Eyes wide, Stuart reached up to touch the back of his head.
Bastien palmed a dagger and strode toward him.
Stuart shook his head frantically. “Bullshit!” His voice rose an octave as he scrambled backward, bumped into a wall, and skidded sideways. “That’s bullshit! I didn’t help them!”
“It’s true,” Richart said. “He didn’t get away when they tranqed him. He passed out. They implanted the chip, then stuck him in the garden shed so he would think he did get away. All they had to do then was wait for us to take the bait.”

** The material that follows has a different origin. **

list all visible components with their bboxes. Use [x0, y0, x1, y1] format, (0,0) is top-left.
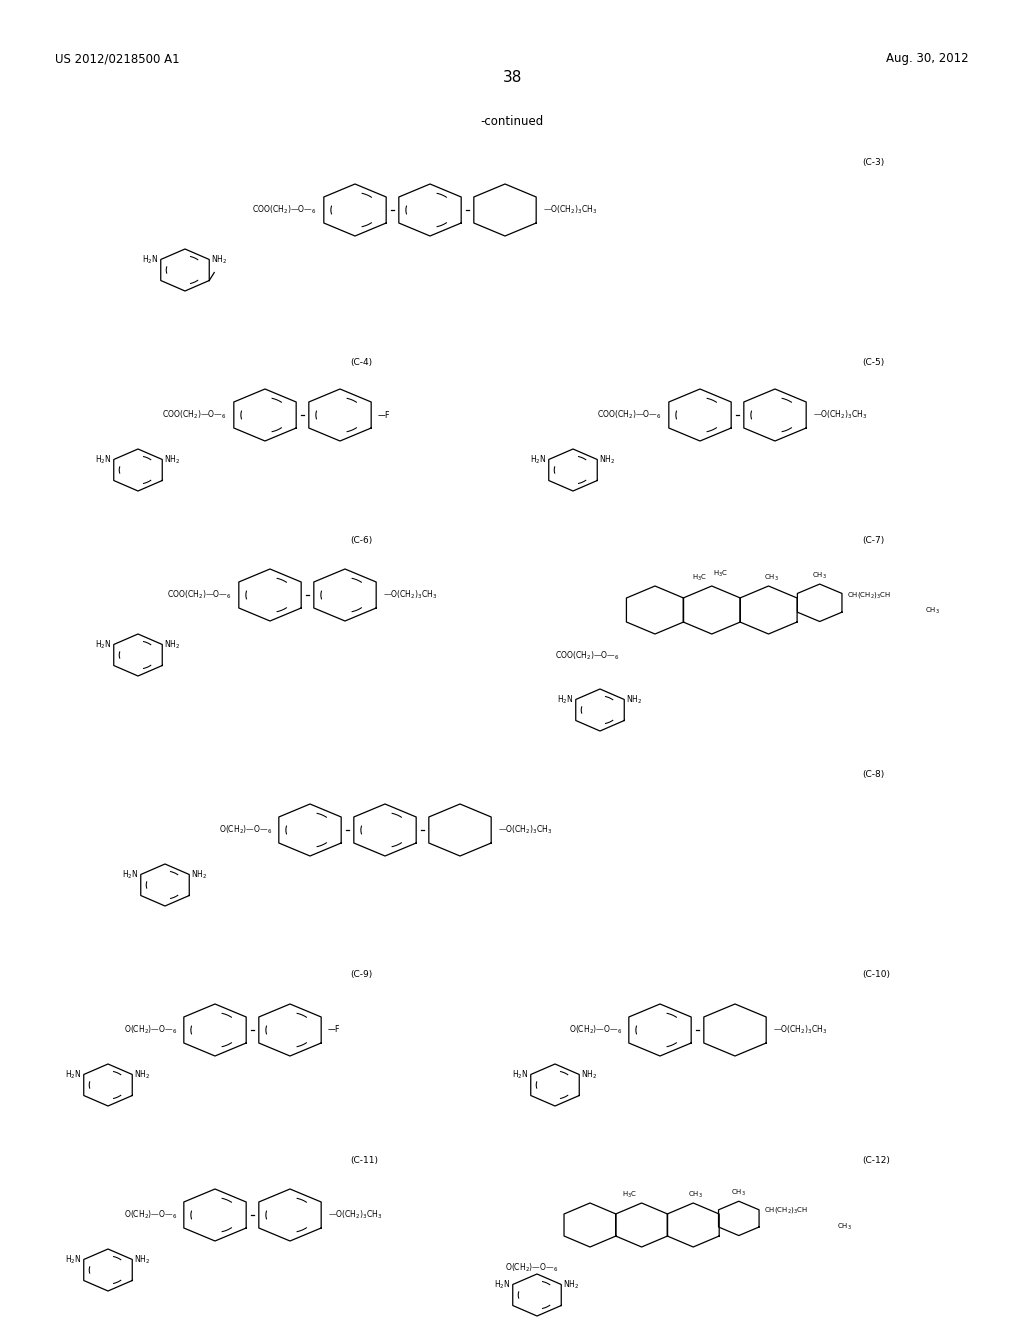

Melanie jumped when Bastien suddenly shot forward in a blur and caught Stuart. He overpowered the boy’s struggles with ease. Lisette crossed to the duo and took the dagger from Bastien.
When she ran her fingers through the vamp’s dark hair, then angled the dagger to remove the chip, Melanie looked away from the kid’s fear-filled face.
Richart dialed his cell phone and swore. “Why is Seth so fucking hard to reach?”
“Because so many need him,” his sister replied drolly as the building shook again.
Stuart howled.
Richart shoved his phone back in his pocket. “I already teleported Étienne in. He’s trying to hold down the fort on the ground until there are enough of us to start a counterassault. They’ve got fucking shoulder-fired missiles up there. Grenades. Too many mercenaries to count. Lisette, help Chris evacuate the mortals.”
“Hell no!” She handed Bastien his bloody dagger and the chip she’d removed, then zipped over to her brother’s side. “I’m going with you.”